The ISEQ benchmark stock index has risen 3pc in the last six months, while Greece, Portugal and Spain, which have been slower to tackle deficits, have fallen by an average 23pc.

“It’s a rebound, a significant signal to Greece to swallow the pill and move on,” said Carsten Brzeski, an economist at ING Group in Brussels.

“Whether it means that the Celtic Tiger is back and the outlook rosy remains to be seen.”

The Irish economy shrank about 10pc in the last two years. The financial system came close to collapse, unemployment surged to a 15-year high, and the budget gap widened to 14.3pc of gross domestic product in 2009.

Wage cuts

The Government raised a sales tax in 2008, introduced an income levy and cut public workers’ pay by an average of 13pc to tame the deficit.

Now, 18 months on from the first fiscal measures, consumer confidence is rising and retail sales are increasing.

Sales rose in March for a second month after declining for two years, bolstered in part by stores cutting prices.

At Arnotts, Ireland’s largest department store, workers have returned to a full 37.5 hour week after losing 2.5 hours in February.

It was “really terrible last year,” David Riddiford, chief executive officer of the downtown Dublin store, said in an interview.

“Now there seems to be some kind of stabilisation. We can’t keep the Irish depressed for very long.”

Manufacturing expanded in April at the fastest pace in a decade and the OECD forecasts exports will rise 3.7pc this year.

Kilkenny-based Glanbia last month raised its 2010 earnings forecast, citing a recovery in dairy markets.

‘Unemployment threat’

The country still has to deal with the legacy of the recession. More than 180,000 jobs were lost in the last two years, pushing unemployment to 13.4pc.

Property prices halved since 2007 and the government has pumped billions of euros into the country’s banks to help protect them from souring loans.

About 30pc of homeowners with a mortgage will be in negative equity by the end of 2010, according to research by the Economic and Social Research Institute in Dublin.

“Certainly, the headline numbers, the big picture is looking better,” James Forbes, senior equity strategist at Irish Life Investment Managers in Dublin, said in a phone interview. “However, the housing market will remain under pressure.”

Gunshot wounds

The government last year injected €7bn into Bank of Ireland and Allied Irish Banks. It also set up NAMA to buy, at a discount, toxic property loans with an original value of €80bn from lenders.

“Ireland is like a patient bleeding from two gunshot wounds,” said Morgan Kelly, a University College Dublin economics professor dubbed Ireland’s ‘Doctor Doom’” after forecasting the economy’s slump.

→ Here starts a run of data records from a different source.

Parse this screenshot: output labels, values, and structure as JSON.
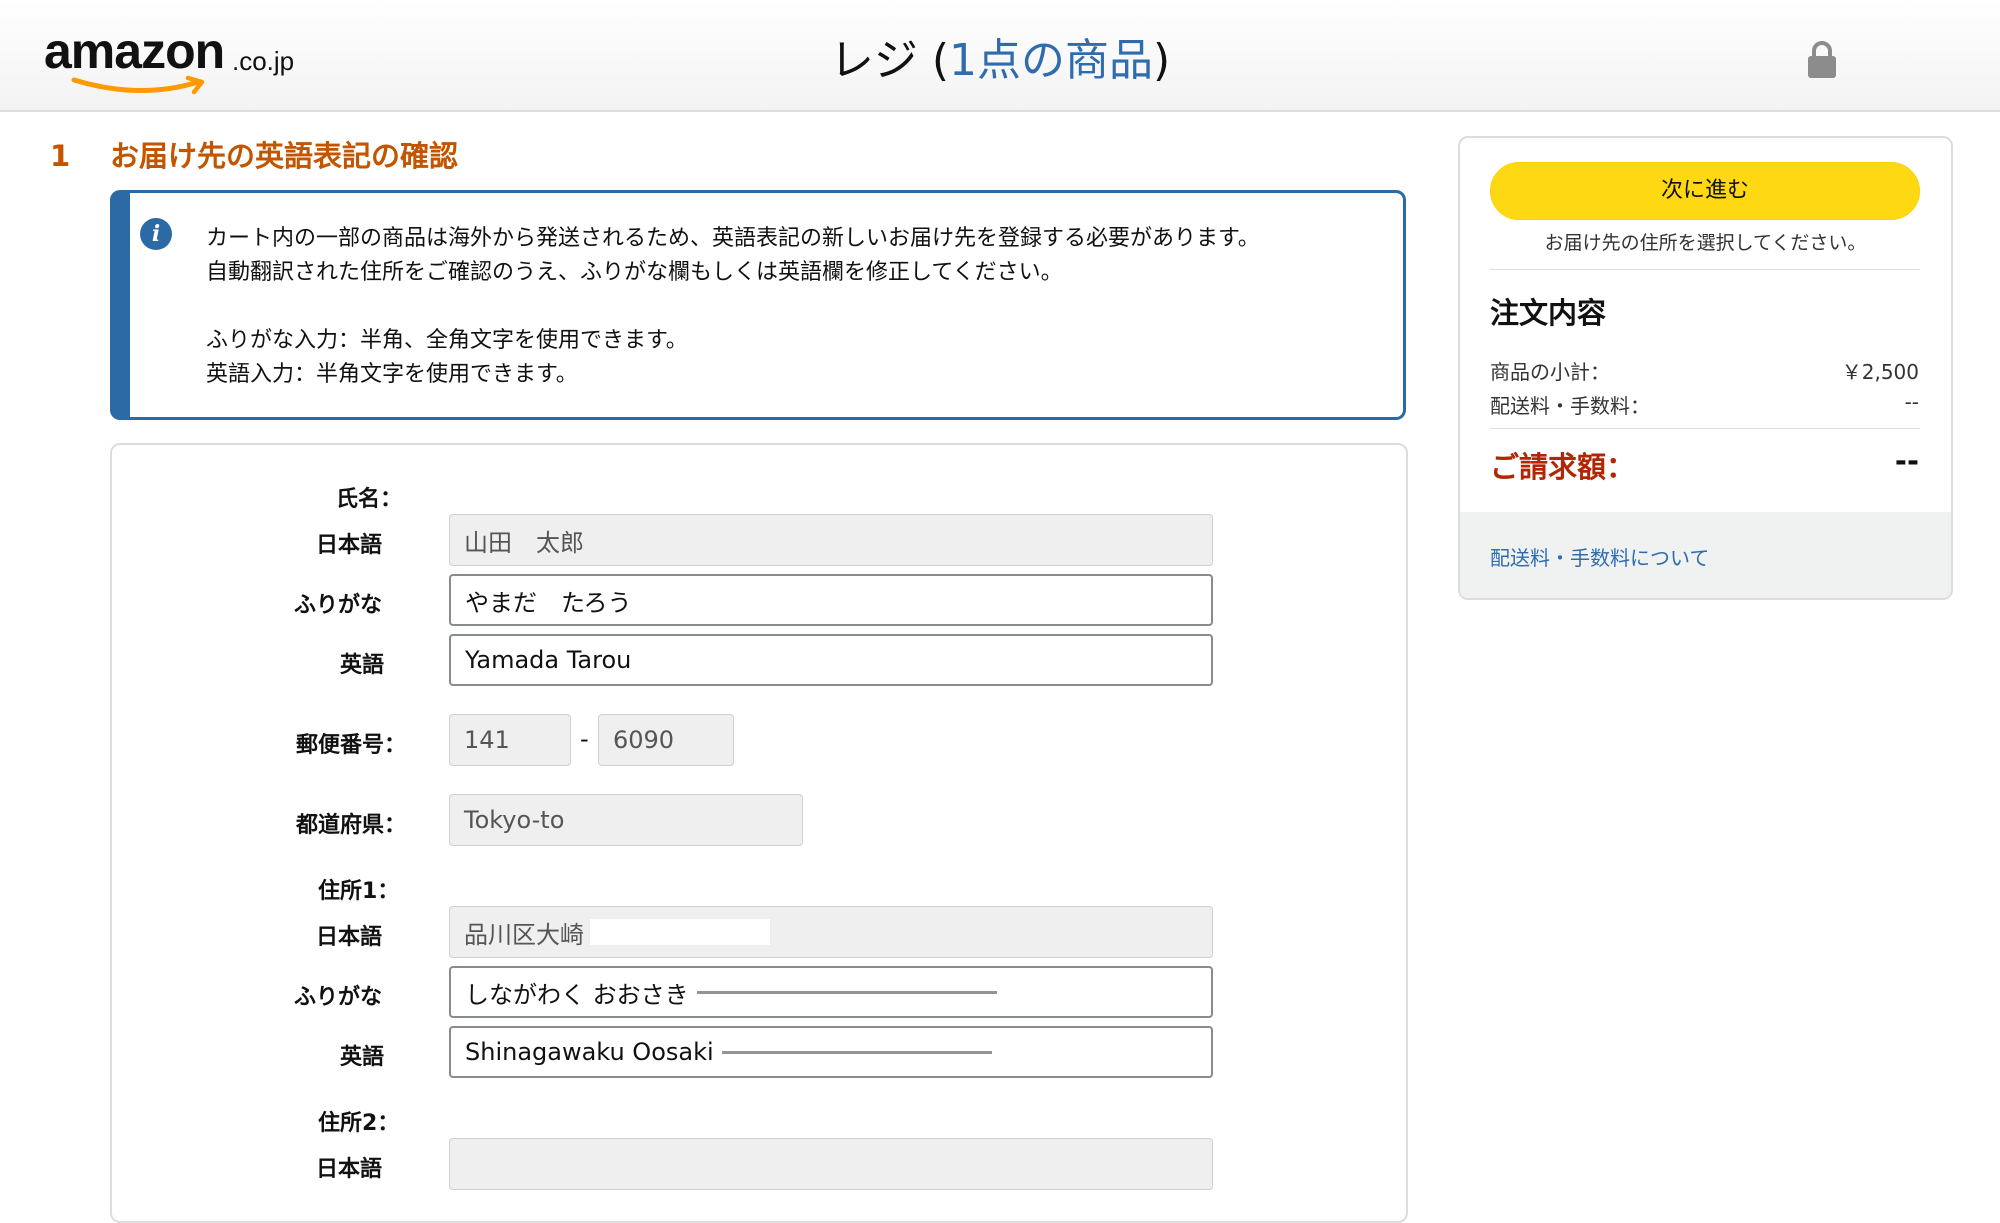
{
  "header": {
    "logo_text": "amazon",
    "logo_tld": ".co.jp",
    "title_main": "レジ (",
    "title_count": "1点の商品",
    "title_close": ")",
    "icons": {
      "lock": "lock-icon"
    }
  },
  "step": {
    "number": "1",
    "title": "お届け先の英語表記の確認"
  },
  "info": {
    "icon": "info-icon",
    "line1": "カート内の一部の商品は海外から発送されるため、英語表記の新しいお届け先を登録する必要があります。",
    "line2": "自動翻訳された住所をご確認のうえ、ふりがな欄もしくは英語欄を修正してください。",
    "line3": "ふりがな入力：半角、全角文字を使用できます。",
    "line4": "英語入力：半角文字を使用できます。"
  },
  "form": {
    "name_label": "氏名：",
    "name_ja_label": "日本語",
    "name_ja_value": "山田　太郎",
    "name_kana_label": "ふりがな",
    "name_kana_value": "やまだ　たろう",
    "name_en_label": "英語",
    "name_en_value": "Yamada Tarou",
    "postal_label": "郵便番号：",
    "postal_1": "141",
    "postal_sep": "-",
    "postal_2": "6090",
    "pref_label": "都道府県：",
    "pref_value": "Tokyo-to",
    "addr1_label": "住所1：",
    "addr1_ja_label": "日本語",
    "addr1_ja_value": "品川区大崎",
    "addr1_kana_label": "ふりがな",
    "addr1_kana_value": "しながわく おおさき",
    "addr1_en_label": "英語",
    "addr1_en_value": "Shinagawaku Oosaki",
    "addr2_label": "住所2：",
    "addr2_ja_label": "日本語",
    "addr2_ja_value": ""
  },
  "summary": {
    "next_button": "次に進む",
    "next_note": "お届け先の住所を選択してください。",
    "title": "注文内容",
    "subtotal_label": "商品の小計：",
    "subtotal_value": "￥2,500",
    "shipping_label": "配送料・手数料：",
    "shipping_value": "--",
    "total_label": "ご請求額：",
    "total_value": "--",
    "footer_link": "配送料・手数料について"
  },
  "colors": {
    "accent_orange": "#c45500",
    "info_blue": "#2b6aa5",
    "button_yellow": "#ffd814",
    "total_red": "#b12704",
    "link_blue": "#2e6cae"
  }
}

“The Irish government has moved quickly to stanch the smaller, fiscal hole, while insisting that the liters of blood pouring unchecked through the banking hole are manageable.”

After being burned by rampant lending before the slump, lenders are now hoarding cash, which may curb consumer spending and company investment.

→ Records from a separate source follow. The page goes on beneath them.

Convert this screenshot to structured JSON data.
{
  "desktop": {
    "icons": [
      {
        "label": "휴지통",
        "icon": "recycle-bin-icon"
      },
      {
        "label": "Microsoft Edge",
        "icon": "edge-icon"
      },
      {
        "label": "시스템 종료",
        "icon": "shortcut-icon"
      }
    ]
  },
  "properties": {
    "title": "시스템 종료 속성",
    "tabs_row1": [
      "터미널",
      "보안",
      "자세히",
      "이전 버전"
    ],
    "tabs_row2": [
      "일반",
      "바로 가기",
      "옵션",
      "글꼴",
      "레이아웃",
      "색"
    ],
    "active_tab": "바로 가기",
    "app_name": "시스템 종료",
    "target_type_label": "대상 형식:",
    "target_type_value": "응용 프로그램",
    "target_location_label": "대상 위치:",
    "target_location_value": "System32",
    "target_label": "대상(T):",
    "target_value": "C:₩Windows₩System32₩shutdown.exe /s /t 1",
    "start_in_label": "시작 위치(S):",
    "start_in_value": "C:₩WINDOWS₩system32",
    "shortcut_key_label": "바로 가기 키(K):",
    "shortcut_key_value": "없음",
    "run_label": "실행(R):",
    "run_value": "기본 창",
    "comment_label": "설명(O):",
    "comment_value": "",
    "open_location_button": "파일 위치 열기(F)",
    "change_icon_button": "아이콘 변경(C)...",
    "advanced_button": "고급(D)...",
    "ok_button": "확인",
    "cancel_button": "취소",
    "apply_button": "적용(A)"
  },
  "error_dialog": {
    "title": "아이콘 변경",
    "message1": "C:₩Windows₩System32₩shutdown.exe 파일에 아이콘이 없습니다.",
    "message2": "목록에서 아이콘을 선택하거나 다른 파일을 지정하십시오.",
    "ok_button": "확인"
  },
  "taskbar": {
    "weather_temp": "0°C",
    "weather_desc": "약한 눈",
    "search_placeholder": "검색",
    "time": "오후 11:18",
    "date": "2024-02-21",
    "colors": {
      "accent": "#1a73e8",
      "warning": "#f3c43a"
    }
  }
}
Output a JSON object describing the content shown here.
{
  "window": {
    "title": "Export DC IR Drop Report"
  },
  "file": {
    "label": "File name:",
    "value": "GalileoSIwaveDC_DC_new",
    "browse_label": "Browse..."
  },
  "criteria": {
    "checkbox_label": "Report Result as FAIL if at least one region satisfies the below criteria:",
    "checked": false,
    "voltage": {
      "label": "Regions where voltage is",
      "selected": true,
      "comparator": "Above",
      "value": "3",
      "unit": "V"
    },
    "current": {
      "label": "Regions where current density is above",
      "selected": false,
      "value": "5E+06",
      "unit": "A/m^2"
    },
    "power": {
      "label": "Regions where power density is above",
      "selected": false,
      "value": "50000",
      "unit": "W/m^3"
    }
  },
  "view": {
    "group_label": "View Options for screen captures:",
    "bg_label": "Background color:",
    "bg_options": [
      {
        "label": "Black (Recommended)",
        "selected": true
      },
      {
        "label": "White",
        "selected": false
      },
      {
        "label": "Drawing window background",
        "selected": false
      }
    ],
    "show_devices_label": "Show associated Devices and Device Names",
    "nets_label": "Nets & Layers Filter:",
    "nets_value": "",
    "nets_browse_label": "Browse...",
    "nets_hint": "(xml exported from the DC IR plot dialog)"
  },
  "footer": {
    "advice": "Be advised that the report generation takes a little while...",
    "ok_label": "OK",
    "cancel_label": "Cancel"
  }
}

“Two years ago we would have been selling 60 to 70 percent of cars on finance,” said Gerry Murphy, a salesman at Sarsfield Motor Company in Kilmainham. “That’s not happening at all.”

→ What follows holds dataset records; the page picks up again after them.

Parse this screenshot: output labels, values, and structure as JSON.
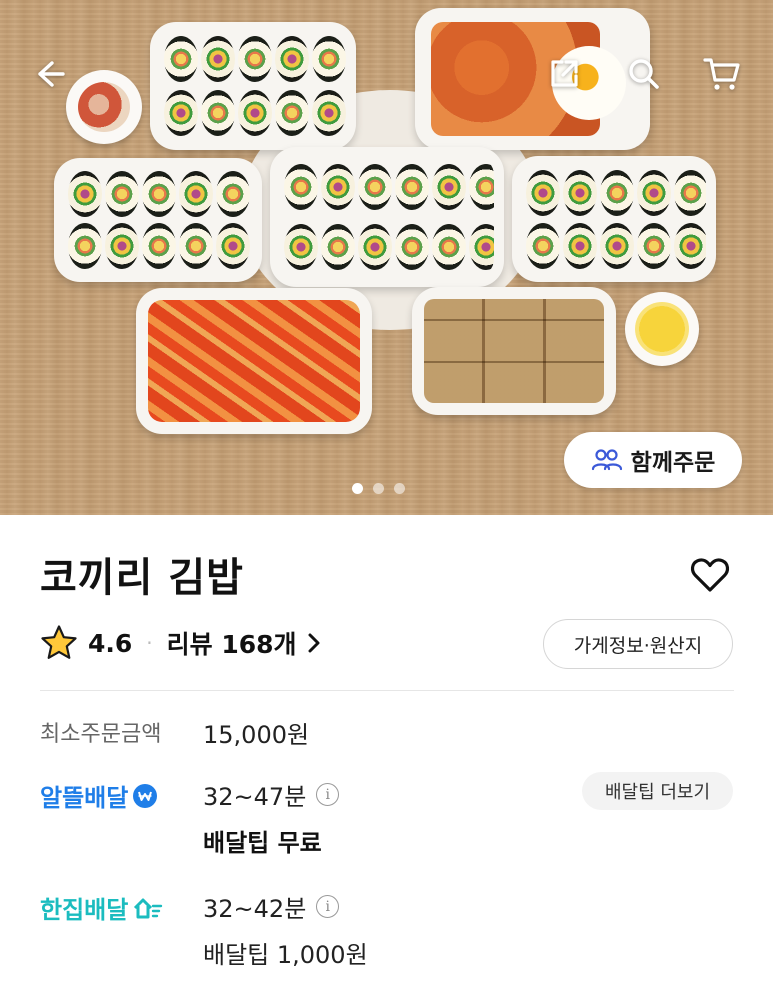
{
  "header": {
    "back_icon": "back-arrow-icon",
    "share_icon": "share-icon",
    "search_icon": "search-icon",
    "cart_icon": "cart-icon"
  },
  "hero": {
    "together_order_label": "함께주문",
    "together_icon": "people-group-icon",
    "carousel": {
      "total": 3,
      "active_index": 1
    }
  },
  "store": {
    "name": "코끼리 김밥",
    "rating": "4.6",
    "reviews_label": "리뷰 168개",
    "store_info_label": "가게정보·원산지"
  },
  "order": {
    "min_order_label": "최소주문금액",
    "min_order_value": "15,000원"
  },
  "delivery_options": [
    {
      "name": "알뜰배달",
      "time": "32~47분",
      "fee": "배달팁 무료",
      "color": "#1f7ee8"
    },
    {
      "name": "한집배달",
      "time": "32~42분",
      "fee": "배달팁 1,000원",
      "color": "#1bbcbf"
    }
  ],
  "tips_more_label": "배달팁 더보기",
  "info_glyph": "i"
}
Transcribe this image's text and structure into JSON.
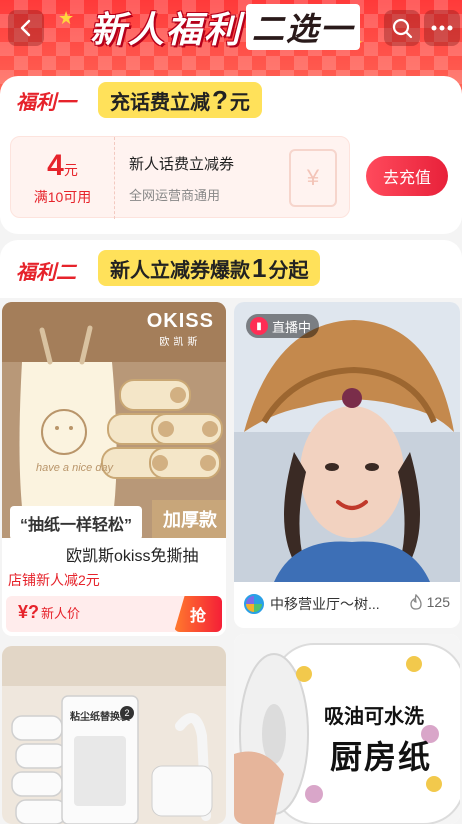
{
  "header": {
    "title_main": "新人福利",
    "title_rest": "二选一",
    "back_icon": "chevron-left-icon",
    "search_icon": "search-icon",
    "more_icon": "more-dots-icon"
  },
  "benefit1": {
    "tag": "福利一",
    "slogan_pre": "充话费立减",
    "slogan_mark": "?",
    "slogan_post": "元",
    "coupon": {
      "amount": "4",
      "unit": "元",
      "condition": "满10可用",
      "name": "新人话费立减券",
      "subtitle": "全网运营商通用"
    },
    "button": "去充值"
  },
  "benefit2": {
    "tag": "福利二",
    "slogan_pre": "新人立减券爆款",
    "slogan_mark": "1",
    "slogan_post": "分起"
  },
  "products": [
    {
      "brand": "OKISS",
      "brand_cn": "欧凯斯",
      "banner_left": "“抽纸一样轻松”",
      "banner_right": "加厚款",
      "bag_text": "have a nice day",
      "name": "欧凯斯okiss免撕抽",
      "promo": "店铺新人减2元",
      "price_symbol": "¥",
      "price_value": "?",
      "price_label": "新人价",
      "action": "抢"
    },
    {
      "live_label": "直播中",
      "shop_name": "中移营业厅～树...",
      "likes": "125"
    },
    {
      "pack_label": "粘尘纸替换装",
      "pack_number": "2"
    },
    {
      "line1": "吸油可水洗",
      "line2": "厨房纸"
    }
  ],
  "colors": {
    "brand_red": "#e6232b",
    "yellow": "#ffe15a",
    "header_red": "#ff3a3a"
  }
}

Nonetheless, car sales are up, spurred in part by a cash-for-clunkers program. Some 57,900 cars were sold in the five months through May, more than all of last year.

‘On the up’

“Things are on the up,” said Murphy. “I think the decisions the government have made are working.”

Other European governments are now following the Irish lead in cutting spending, on concern that the mounting debt crisis in Greece would spread to other nations.

European Union leaders set up a €750m financial lifeline last month to backstop the region and defend the euro, prompting Italy, Spain and Portugal to agree to additional deficit cuts.

“I give Ireland credit,” said Joseph Quinlan, chief market strategist for the investment management unit at Bank of America.

“What Ireland did six months ago is what the markets are demanding now of Greece, Italy and Portugal.”